Black and White Sesame Crisp

by Round pig

4.7 (1)
Favorite
4

Difficulty

Easy

Time

30m

Serving

2

This biscuit is crispy, healthy and easy to make. This kind of biscuit does not need to be sent, the batter made at a time can be stored in the refrigerator temporarily, and it is not too late to bake it when you want to eat it. My students have unanimously commented that "the more you eat, the more you want to eat", and "you can't stop your mouth after eating". Just bake one plate and destroy one plate.

Black and White Sesame Crisp

1. Cut the butter into small pieces, put it in a stainless steel bowl, and melt the heat-insulating water into a liquid state.
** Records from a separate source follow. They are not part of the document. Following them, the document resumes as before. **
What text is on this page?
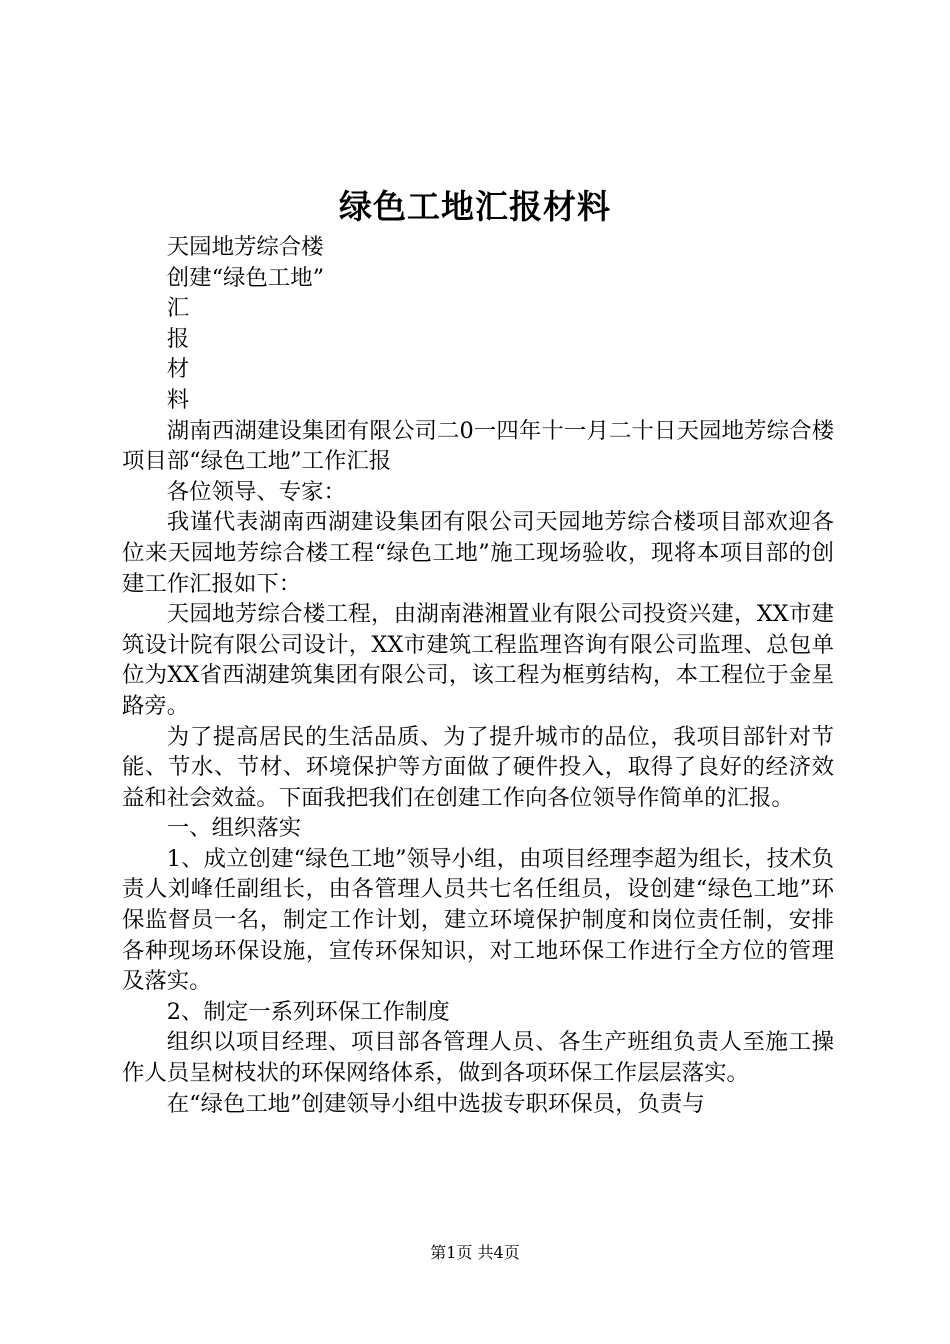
绿色工地汇报材料

天园地芳综合楼

创建“绿色工地”

汇

报

材

料

湖南西湖建设集团有限公司二0一四年十一月二十日天园地芳综合楼项目部“绿色工地”工作汇报

各位领导、专家：

我谨代表湖南西湖建设集团有限公司天园地芳综合楼项目部欢迎各位来天园地芳综合楼工程“绿色工地”施工现场验收，现将本项目部的创建工作汇报如下：

天园地芳综合楼工程，由湖南港湘置业有限公司投资兴建，XX市建筑设计院有限公司设计，XX市建筑工程监理咨询有限公司监理、总包单位为XX省西湖建筑集团有限公司，该工程为框剪结构，本工程位于金星路旁。

为了提高居民的生活品质、为了提升城市的品位，我项目部针对节能、节水、节材、环境保护等方面做了硬件投入，取得了良好的经济效益和社会效益。下面我把我们在创建工作向各位领导作简单的汇报。

一、组织落实

1、成立创建“绿色工地”领导小组，由项目经理李超为组长，技术负责人刘峰任副组长，由各管理人员共七名任组员，设创建“绿色工地”环保监督员一名，制定工作计划，建立环境保护制度和岗位责任制，安排各种现场环保设施，宣传环保知识，对工地环保工作进行全方位的管理及落实。

2、制定一系列环保工作制度

组织以项目经理、项目部各管理人员、各生产班组负责人至施工操作人员呈树枝状的环保网络体系，做到各项环保工作层层落实。

在“绿色工地”创建领导小组中选拔专职环保员，负责与

第1页 共4页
2. Cut the butter into small pieces, put it in a stainless steel bowl, and melt the heat-insulating water into a liquid state.

3. Cut the butter into small pieces, put it in a stainless steel bowl, and melt the heat-insulating water into a liquid state.

4. Cut the butter into small pieces, put it in a stainless steel bowl, and melt the heat-insulating water into a liquid state.

5. Add sifted low-gluten flour and cornstarch.

6. Stir evenly with a manual whisk.

7. Add black sesame and white sesame.

8. Stir gently with a manual whisk to form a thick batter.

9. Spread greased paper on a flat baking tray, use a spoon to dig out a little cookie flour and spread it on the baking tray, leaving a large space in the middle to flatten the biscuits.

10. Spread the batter into a thin circle with a spoon. Try to keep the thickness and size consistent.

11. Preheat the oven at 160°C, heat up and down at 160°C, put the baking tray on the upper layer, bake for 12-15 minutes, and see the color on the surface.

Tips:

1. There is no need to beat the egg whites here. After adding the powdered sugar, just gently stir until the sugar melts;
2. This biscuit is easy to stick to the bottom, so be sure to use the oil cloth with the best anti-sticking effect, not tin foil or oil paper.